Wir kommen nun zum zweiten Highlight der Grammatik der romanischen Sprachen, dem congiuntivo, der zwar auf Spanisch (subjuntivo) und auf Französisch (subjonctif) anders heißt, aber inhaltlich das Gleiche ist. Congiuntivo sieht so ähnlich aus wie Deutsch Konjunktiv, aber mit diesem hat er nur sehr bedingt etwas zu tun.
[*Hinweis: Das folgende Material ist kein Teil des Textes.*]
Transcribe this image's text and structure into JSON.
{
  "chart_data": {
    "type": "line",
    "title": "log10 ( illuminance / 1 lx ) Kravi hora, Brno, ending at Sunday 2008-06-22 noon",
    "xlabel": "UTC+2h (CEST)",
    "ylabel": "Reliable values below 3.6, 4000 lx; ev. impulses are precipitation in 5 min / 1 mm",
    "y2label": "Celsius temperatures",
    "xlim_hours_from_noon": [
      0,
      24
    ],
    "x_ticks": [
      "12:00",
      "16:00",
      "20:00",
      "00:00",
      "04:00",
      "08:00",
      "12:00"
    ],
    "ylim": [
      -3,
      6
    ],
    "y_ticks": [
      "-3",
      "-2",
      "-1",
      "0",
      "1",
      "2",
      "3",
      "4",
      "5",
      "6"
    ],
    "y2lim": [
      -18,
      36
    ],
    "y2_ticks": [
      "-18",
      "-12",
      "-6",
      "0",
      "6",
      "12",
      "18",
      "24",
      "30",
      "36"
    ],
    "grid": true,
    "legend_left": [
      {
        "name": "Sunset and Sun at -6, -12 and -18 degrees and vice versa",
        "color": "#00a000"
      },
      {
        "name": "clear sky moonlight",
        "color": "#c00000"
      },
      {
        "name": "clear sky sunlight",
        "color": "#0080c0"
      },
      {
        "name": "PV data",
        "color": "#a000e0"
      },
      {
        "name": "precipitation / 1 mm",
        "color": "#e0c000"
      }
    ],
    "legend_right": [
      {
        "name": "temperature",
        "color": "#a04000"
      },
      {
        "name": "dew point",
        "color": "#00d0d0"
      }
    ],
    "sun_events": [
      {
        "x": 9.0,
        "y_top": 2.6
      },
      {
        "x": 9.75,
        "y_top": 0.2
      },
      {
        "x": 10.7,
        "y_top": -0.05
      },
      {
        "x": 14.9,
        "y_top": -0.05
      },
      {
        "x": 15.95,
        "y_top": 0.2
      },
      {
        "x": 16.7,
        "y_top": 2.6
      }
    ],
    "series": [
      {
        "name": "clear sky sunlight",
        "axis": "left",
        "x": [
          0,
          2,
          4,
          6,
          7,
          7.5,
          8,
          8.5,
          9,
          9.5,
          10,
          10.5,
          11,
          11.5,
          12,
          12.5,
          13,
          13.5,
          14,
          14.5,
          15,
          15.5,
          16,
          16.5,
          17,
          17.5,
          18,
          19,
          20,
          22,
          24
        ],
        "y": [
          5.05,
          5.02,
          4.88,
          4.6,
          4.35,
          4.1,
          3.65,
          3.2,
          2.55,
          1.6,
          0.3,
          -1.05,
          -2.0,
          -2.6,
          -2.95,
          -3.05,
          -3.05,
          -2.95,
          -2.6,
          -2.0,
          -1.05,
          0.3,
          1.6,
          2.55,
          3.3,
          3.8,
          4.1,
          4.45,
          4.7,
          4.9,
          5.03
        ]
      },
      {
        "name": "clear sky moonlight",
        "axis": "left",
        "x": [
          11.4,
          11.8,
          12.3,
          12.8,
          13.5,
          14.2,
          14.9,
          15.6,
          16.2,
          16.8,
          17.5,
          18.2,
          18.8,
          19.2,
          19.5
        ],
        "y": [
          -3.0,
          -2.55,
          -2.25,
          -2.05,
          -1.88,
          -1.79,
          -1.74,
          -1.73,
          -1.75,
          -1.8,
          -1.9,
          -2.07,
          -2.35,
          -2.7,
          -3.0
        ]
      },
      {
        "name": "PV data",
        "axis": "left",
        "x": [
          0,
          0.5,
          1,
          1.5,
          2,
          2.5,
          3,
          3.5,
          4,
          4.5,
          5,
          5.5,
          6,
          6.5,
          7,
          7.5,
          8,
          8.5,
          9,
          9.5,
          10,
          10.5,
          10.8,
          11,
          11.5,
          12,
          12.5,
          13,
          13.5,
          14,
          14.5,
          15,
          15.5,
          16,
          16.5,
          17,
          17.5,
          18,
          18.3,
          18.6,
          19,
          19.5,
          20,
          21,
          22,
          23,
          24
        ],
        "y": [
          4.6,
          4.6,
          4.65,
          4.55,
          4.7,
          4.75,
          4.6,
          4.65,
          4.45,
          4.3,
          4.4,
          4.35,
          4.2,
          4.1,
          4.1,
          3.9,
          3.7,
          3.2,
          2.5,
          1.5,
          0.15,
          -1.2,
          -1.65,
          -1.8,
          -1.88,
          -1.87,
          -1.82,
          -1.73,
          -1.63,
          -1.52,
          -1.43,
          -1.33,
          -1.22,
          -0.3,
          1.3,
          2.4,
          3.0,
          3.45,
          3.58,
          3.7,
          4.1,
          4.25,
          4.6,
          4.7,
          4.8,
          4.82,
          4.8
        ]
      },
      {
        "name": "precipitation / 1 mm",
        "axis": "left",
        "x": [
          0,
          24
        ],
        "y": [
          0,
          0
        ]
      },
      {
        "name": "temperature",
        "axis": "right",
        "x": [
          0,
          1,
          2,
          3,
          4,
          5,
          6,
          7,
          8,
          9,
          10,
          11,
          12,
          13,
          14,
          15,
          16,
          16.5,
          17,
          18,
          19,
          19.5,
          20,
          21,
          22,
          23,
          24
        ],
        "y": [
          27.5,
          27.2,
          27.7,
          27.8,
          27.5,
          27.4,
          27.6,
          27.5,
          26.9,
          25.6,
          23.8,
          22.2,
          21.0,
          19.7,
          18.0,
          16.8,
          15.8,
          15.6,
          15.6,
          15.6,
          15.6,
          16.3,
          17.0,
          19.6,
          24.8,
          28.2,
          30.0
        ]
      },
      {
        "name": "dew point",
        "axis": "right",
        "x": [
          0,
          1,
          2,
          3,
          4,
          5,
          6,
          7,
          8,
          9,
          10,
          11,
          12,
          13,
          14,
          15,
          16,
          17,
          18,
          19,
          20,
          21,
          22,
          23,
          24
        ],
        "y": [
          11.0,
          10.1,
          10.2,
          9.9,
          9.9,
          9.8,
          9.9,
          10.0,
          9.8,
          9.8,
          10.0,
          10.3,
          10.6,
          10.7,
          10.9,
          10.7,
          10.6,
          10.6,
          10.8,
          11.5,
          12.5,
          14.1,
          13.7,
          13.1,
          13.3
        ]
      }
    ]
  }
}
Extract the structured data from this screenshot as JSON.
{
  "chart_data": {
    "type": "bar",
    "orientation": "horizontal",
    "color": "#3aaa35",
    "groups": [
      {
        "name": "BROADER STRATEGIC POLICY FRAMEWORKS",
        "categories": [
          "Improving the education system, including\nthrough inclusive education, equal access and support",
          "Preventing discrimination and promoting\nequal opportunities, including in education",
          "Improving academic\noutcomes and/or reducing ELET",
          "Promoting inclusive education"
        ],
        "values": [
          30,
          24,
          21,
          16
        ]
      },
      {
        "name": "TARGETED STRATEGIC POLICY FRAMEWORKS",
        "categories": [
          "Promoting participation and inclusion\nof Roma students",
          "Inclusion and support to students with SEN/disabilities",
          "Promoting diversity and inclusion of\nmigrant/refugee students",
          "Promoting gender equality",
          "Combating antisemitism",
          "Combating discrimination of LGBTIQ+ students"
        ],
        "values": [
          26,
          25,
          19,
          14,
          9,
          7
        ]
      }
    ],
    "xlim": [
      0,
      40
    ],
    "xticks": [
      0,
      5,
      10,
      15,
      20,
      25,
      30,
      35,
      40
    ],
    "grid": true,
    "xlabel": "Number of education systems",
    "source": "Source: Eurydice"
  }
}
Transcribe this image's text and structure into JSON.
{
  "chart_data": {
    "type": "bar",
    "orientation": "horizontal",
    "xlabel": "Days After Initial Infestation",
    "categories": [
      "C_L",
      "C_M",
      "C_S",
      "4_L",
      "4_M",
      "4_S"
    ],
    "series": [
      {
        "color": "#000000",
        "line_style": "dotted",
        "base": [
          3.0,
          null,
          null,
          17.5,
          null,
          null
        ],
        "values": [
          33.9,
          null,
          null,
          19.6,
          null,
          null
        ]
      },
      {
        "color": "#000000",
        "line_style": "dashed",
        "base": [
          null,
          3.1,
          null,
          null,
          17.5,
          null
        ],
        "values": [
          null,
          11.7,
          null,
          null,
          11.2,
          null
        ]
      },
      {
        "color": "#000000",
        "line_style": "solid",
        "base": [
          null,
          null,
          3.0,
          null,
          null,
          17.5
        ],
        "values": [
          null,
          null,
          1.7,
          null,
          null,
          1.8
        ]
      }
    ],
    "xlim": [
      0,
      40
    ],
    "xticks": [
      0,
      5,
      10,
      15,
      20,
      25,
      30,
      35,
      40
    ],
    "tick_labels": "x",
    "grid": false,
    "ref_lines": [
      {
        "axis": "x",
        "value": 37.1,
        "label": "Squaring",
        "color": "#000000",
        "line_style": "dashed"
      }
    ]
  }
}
Wir wenden nun wieder das bereits erprobte Verfahren an, wir konstruieren kritische Situationen, in denen der deutsche Konjunktiv dem italienischen Konjunktiv ähnelt, hat man solche Sätze und verwendet dann den Indikativ (im Deutschen) so können wir in etwa "nachfühlen", wie eine regelwidrige Verwendung des congiuntivo für italienische Ohren klingt. Insgesamt weicht aber der italienische congiuntivo vom deutschen Konjunktiv stark ab, es macht also Sinn, sich klar zu machen, wie der deutsche Konjunktiv verwendet wird.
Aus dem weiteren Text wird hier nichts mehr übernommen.